En somme, nous pouvons affirmer que l’offensive menée par la Résistance en Galilée, sur le territoire de la Palestine occupée, près de la colonie « Avivim » autrefois la localité arabe Salha, est une opération dont la portée est adéquate et est considérée comme une opération qualitative réussie qui répond à la règle de la proportionnalité et de la nécessité en vigueur dans les règles des conflits militaires. Elle a abouti aux résultats suivants :
Le rétablissement des règles d’engagement après avoir fait comprendre à Israël que toute violation d’une de ces règles sera sanctionnée par une riposte transgressant une autre règle qui lui est avantageuse. En conséquence, si Israël souhaite que le calme continue à régner au sud de la frontière, il doit respecter le calme au nord de celle-ci. C’est un acquis très important pour le Liban réalisé par la Résistance depuis 2006.
La confirmation de l’efficacité de l’équation de la dissuasion stratégique. Dans le cadre de cette équation, Israël s’est abstenu de répondre sérieusement et efficacement à l’opération de la Résistance. Il faut se rappeler comment les villes et les villages du Sud-Liban étaient ciblées par les missiles ennemis dès qu’une roquette Katioucha était lancée tout près et sans causer un quelconque dommage à Israël. Aujourd’hui, et bien malgré lui, Israël s’est gardé de porter atteinte aux civils, ayant conscience que toute nouvelle violation ou agression sera sanctionnée par une riposte douloureuse et que l’escalade pourrait mener à la guerre à laquelle Israël n’est pas prêt.

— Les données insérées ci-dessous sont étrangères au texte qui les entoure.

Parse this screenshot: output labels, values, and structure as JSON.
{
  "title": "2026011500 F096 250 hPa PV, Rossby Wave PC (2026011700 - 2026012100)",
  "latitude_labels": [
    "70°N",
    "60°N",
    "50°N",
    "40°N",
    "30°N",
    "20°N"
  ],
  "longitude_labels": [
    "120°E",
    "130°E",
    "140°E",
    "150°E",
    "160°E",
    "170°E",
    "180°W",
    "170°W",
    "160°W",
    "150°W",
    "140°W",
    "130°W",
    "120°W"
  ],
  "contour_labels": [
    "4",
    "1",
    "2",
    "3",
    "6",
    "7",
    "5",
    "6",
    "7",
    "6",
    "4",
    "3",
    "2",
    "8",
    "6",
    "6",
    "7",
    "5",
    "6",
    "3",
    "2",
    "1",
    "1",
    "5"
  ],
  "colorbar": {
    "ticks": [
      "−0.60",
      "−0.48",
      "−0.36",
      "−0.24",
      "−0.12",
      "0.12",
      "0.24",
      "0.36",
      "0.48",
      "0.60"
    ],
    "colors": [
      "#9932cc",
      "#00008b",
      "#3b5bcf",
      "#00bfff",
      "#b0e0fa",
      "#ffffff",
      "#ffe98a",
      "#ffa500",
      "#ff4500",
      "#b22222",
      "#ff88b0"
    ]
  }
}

Pour la première fois, le nord de la Palestine occupée est dans le viseur des missiles antichar actionnés par une observation à l’œil nu. C’est un saut qualitatif réalisé par la Résistance, car même en 2006, aucune opération similaire n’a été menée et l’utilisation de ces roquettes était limitée au seul Liban. Là, les Israéliens se souviendront parfaitement de la déclaration de Sayyed Nasrallah selon laquelle il pourrait diriger les combattants vers la Galilée pour se battre en terre palestinienne. Ce faisant, et une fois pour toutes, la doctrine militaire israélienne selon laquelle la guerre ne se déroule que sur le territoire de l’adversaire est définitivement partie en éclats.
La mise à nu de la faiblesse du dispositif du renseignement israélien qui n’a pas anticipé l’opération ni sa nature et n’a pas fourni à la Résistance la cible appropriée. Prétendre qu’il n’y a pas eu de blessés et que l’évacuation était une mise en scène ne changera rien à cette réalité.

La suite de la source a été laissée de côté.